Evaluating Ecological and Geomorphic Responses to Stage 0 Restoration

Recently there has been a growing application of river restoration techniques concentrating on restoring geomorphic processes that encourage deposition and habitat development over time. The approach is well described in the literature by Cluer and Thorne (2014) as restoration to a Stage 0 condition of the Stream Evolution Model. These projects are expected to result in more diverse, resilient, and biologically productive river systems. However, ecological and geomorphic responses to Stage 0 restoration have yet to be fully documented, and traditional monitoring strategies are largely ineffective due to the scale and complexity of the projects. This Evaluating Ecological and Geomorphic Responses to Stage 0 Restoration Monitoring Project is a multi-disciplinary study to examine short-term responses to restoration on the South Fork McKenzie River, apply new monitoring approaches, define the Stage 0 practice, and synthesize existing data from similar restoration sites in Oregon. Due to COVID-19 and the Holiday Farm Fire, partner cooperation was limited to just the Oregon Department of Fish and Wildlife. Adult salmonid monitoring was incidentally reported and was never intended to be a component of this project.

The Upper Willamette River Conservation and Recovery Plan for Chinook Salmon and Steelhead (Recovery Plan) (ODFW and NMFS, 2011) identify McKenzie River Chinook as the “genetic legacy population” of the Upper Willamette River (UWR) Evolutionarily Significant Unit and one of four core populations. The McKenzie River is considered one of the most important remaining areas for natural production in the Willamette Basin, and the recovery and sustainability of UWR Chinook will in large part be dependent upon the McKenzie River population. The proposed monitoring project focuses on the lower South Fork McKenzie River, which is of particular importance to UWR Chinook. Historically, the broad alluvial South Fork McKenzie River valley contained a series of complex, multi-thread channels with abundant gravel, pools and large wood. The South Fork McKenzie River watershed is contained within two geologic provinces, the High Cascades and Western Cascades. The High Cascades are characterized by young volcanic rock that allows snowmelt and rainfall to percolate deep into the ground before emerging through a series of springs in the headwaters for the McKenzie and South Fork McKenzie Rivers.

Streams within the Western Cascades are more heavily influenced by rain runoff and prone to landslides that deliver the large wood, gravel and other sediment needed to create complex habitat within rivers and floodplains. The combination of cool, clean water, and consistent flows emerging from springs and high levels of large wood and sediment originating highly dissected landscapes in the Western Cascades historically combined to create an excellent habitat for salmon in the South Fork McKenzie River.

While the South Fork McKenzie River has been significantly altered over the course of the last century, resulting in impaired habitat for salmon, significant investments are being made by the US Army Corps of Engineers to mitigate the impact of Cougar Dam on salmon and by the US Forest Service (USFS) and their community partners such as the McKenzie Watershed Alliance (MWA). In 2018 and 2019, the USFS and MWA implemented two significant floodplain restoration projects on 1.4 miles and 210 acres of the South Fork McKenzie River downstream of Cougar Dam. These restoration projects removed over 120,000 cubic yards of confining floodplain features (berms, old roadways, floodplain deposits) and aggraded over 1.2 miles of incised channels. Initial results and observations show that floodplain connectivity has increased dramatically, and that gravel and fine sediment have been restored to the system. The addition of nearly 4.000 pieces of large wood and whole trees throughout the restoration project area is sorting sediment and redirecting flows throughout the valley bottom, helping to create and maintain pools and complex habitat while aiding in the retention of nutrients and sediment within the system.

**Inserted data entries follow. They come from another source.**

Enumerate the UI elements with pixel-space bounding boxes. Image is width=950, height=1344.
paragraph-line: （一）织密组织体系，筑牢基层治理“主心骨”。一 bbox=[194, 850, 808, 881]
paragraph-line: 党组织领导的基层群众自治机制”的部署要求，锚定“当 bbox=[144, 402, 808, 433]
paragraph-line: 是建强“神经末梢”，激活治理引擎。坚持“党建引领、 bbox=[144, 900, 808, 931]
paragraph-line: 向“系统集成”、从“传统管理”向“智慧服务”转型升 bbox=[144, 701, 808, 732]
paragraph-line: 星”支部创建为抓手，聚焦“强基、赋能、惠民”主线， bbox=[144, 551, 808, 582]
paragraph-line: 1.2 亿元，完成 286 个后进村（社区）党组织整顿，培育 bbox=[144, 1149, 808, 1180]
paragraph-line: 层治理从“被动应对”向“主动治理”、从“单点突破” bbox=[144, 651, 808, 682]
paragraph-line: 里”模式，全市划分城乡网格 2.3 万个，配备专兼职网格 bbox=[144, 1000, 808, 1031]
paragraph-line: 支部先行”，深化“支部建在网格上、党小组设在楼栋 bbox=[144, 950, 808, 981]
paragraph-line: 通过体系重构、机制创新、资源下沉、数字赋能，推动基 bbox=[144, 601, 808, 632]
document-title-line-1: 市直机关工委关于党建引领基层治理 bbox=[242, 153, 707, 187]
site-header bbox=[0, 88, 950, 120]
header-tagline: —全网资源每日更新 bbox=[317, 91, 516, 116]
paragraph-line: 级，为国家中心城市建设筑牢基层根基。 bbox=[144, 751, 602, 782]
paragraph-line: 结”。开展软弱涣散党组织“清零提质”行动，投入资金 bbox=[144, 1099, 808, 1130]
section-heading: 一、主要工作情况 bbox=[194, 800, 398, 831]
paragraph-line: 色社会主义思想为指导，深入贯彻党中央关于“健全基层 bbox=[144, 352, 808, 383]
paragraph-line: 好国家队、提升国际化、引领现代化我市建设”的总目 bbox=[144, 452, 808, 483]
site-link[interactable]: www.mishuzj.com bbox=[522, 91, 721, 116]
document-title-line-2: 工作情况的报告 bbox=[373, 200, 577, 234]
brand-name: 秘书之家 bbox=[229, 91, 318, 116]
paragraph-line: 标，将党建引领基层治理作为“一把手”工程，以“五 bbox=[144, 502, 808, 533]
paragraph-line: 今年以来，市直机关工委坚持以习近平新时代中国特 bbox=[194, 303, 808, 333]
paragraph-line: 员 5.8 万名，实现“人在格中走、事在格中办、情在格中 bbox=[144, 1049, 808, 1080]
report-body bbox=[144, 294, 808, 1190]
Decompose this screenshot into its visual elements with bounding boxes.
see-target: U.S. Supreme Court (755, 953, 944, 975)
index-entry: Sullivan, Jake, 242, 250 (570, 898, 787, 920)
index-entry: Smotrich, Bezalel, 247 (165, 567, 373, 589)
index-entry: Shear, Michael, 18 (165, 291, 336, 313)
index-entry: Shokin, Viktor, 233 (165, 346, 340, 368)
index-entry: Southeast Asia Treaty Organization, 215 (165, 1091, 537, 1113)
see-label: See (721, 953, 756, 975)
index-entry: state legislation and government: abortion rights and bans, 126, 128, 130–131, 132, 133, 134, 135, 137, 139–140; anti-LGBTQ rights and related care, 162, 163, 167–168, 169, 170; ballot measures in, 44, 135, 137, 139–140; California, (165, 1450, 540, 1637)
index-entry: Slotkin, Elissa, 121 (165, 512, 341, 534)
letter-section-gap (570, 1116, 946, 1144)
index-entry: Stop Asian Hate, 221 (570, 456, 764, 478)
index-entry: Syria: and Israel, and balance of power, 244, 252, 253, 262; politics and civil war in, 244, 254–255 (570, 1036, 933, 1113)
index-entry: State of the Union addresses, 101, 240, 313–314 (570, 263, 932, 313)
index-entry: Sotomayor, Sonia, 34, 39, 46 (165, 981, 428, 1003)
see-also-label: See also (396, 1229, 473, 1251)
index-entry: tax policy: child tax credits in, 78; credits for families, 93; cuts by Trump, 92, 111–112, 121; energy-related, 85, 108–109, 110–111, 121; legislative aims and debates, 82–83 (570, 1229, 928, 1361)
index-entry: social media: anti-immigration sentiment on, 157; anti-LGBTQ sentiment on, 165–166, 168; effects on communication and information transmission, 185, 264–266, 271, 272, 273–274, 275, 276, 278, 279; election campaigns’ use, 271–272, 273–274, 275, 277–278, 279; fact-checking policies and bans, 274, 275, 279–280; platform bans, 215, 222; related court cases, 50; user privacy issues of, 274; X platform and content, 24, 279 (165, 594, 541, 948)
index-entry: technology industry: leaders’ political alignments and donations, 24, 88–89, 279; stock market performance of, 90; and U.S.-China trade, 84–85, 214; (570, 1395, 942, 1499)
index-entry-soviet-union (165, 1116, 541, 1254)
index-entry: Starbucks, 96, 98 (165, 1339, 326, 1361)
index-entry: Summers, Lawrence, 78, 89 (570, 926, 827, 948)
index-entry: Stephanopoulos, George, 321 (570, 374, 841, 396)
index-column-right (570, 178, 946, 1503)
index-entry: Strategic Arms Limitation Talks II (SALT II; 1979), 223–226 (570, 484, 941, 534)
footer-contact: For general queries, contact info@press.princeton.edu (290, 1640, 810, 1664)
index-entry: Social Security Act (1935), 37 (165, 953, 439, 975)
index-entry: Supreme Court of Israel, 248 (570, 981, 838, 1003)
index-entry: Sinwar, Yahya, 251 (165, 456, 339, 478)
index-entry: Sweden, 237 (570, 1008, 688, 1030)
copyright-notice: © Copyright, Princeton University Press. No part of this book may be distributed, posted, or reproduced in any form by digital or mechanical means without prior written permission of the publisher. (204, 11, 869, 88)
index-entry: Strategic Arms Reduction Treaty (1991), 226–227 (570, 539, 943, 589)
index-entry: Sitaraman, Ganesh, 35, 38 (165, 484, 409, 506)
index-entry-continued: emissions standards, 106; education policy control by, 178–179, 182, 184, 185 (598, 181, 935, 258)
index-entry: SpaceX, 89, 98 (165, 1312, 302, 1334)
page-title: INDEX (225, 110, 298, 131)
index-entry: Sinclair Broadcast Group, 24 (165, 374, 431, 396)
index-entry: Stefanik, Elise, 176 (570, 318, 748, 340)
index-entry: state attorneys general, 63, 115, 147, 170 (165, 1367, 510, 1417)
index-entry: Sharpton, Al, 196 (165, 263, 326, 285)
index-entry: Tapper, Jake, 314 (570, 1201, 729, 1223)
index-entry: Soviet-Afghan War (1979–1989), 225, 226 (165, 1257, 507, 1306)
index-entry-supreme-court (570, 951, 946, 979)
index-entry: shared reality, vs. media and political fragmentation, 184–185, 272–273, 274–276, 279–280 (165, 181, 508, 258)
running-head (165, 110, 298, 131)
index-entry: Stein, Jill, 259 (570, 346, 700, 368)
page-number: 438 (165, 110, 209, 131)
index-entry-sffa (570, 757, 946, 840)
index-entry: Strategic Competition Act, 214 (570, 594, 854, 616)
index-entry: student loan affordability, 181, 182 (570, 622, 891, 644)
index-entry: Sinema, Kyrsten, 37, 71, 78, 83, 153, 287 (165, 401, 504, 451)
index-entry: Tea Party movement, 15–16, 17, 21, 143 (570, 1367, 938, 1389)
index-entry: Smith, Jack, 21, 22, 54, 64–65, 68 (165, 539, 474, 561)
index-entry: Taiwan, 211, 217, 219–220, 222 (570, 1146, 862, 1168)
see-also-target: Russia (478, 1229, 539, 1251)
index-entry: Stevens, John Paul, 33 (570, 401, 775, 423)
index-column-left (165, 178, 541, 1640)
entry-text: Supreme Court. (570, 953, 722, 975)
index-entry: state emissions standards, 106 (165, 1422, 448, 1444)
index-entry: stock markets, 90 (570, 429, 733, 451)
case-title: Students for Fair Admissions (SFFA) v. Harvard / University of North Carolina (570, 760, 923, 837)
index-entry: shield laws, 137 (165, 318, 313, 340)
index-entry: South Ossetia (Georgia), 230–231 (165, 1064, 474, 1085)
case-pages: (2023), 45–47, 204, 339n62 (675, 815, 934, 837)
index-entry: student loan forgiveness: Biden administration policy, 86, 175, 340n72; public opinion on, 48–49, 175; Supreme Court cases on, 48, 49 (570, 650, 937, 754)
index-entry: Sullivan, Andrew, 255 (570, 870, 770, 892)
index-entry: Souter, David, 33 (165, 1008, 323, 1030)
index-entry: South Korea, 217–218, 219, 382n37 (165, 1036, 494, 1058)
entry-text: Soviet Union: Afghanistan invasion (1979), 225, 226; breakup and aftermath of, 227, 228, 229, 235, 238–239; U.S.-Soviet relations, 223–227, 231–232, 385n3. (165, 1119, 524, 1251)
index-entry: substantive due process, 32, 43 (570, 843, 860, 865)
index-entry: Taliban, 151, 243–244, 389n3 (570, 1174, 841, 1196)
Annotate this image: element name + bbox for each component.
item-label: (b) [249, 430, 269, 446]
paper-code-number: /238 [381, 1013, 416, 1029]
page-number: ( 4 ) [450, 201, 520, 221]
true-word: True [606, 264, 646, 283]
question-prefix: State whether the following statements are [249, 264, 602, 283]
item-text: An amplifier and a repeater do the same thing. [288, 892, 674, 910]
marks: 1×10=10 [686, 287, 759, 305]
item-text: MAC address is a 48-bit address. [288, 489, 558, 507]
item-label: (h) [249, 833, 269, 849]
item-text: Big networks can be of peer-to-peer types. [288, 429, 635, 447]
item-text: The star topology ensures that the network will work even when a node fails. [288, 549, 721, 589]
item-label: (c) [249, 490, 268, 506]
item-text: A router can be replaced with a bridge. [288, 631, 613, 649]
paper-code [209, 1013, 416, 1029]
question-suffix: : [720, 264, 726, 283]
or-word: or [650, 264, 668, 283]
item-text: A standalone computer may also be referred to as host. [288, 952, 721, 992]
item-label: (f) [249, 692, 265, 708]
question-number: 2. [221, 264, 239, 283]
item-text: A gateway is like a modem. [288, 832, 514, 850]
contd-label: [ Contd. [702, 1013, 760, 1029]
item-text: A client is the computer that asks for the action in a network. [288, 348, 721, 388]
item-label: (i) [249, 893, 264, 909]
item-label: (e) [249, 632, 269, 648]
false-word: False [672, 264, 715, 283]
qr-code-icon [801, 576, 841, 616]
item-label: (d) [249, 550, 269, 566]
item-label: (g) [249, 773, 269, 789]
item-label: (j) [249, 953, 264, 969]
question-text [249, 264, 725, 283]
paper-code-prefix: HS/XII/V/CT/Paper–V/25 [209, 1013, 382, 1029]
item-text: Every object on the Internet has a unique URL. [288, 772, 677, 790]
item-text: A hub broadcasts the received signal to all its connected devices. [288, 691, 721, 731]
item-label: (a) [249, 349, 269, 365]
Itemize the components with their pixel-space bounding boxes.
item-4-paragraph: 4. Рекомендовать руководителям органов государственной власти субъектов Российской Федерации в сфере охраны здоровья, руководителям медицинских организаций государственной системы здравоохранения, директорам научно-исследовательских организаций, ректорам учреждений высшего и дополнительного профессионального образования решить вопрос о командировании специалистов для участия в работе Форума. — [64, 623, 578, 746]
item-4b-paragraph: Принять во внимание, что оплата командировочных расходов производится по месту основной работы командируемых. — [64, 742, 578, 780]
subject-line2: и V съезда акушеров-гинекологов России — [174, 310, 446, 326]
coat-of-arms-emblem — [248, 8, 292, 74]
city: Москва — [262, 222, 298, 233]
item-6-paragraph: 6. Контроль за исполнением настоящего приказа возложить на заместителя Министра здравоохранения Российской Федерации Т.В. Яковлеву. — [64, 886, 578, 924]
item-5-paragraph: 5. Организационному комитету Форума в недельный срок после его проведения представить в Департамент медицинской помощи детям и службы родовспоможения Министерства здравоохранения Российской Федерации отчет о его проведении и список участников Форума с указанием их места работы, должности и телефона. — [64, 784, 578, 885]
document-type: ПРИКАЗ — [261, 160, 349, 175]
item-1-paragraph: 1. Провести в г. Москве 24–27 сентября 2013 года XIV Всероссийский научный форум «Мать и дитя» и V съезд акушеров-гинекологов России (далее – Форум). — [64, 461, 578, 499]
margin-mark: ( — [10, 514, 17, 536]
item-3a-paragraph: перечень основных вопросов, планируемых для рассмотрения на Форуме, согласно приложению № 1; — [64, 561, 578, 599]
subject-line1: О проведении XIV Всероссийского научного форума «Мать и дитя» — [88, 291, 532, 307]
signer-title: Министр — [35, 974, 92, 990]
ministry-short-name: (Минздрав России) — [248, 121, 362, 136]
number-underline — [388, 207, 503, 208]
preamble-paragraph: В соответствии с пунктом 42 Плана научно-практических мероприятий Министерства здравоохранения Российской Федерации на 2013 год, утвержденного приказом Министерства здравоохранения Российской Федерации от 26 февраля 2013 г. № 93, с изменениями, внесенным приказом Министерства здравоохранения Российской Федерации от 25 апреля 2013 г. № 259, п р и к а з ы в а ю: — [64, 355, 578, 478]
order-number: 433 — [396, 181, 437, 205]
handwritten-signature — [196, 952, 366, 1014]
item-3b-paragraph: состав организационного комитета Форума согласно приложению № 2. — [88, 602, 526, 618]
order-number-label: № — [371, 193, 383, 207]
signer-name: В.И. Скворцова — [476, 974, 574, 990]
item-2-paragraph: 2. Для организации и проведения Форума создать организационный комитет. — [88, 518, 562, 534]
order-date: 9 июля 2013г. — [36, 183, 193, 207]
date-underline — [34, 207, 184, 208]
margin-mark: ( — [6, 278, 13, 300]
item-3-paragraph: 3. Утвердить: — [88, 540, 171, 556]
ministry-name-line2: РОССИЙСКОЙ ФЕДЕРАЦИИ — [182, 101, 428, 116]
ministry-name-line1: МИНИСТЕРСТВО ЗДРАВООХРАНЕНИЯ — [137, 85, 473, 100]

While encouraging, the initial results documented by project managers on the South Fork McKenzie River have not been fully vetted or quantified. The lack of a comprehensive monitoring approach has made it difficult to incorporate design elements used on these large-scale projects elsewhere in the Willamette River basin or throughout Oregon. The proposed monitoring project will benefit salmon and their habitat by evaluating the linked physical and ecological responses to the restoration projects. The intent is to quantify these responses to better understand the potential and/or limitation of applying the design approach used on the South Fork McKenzie elsewhere in the Pacific Northwest.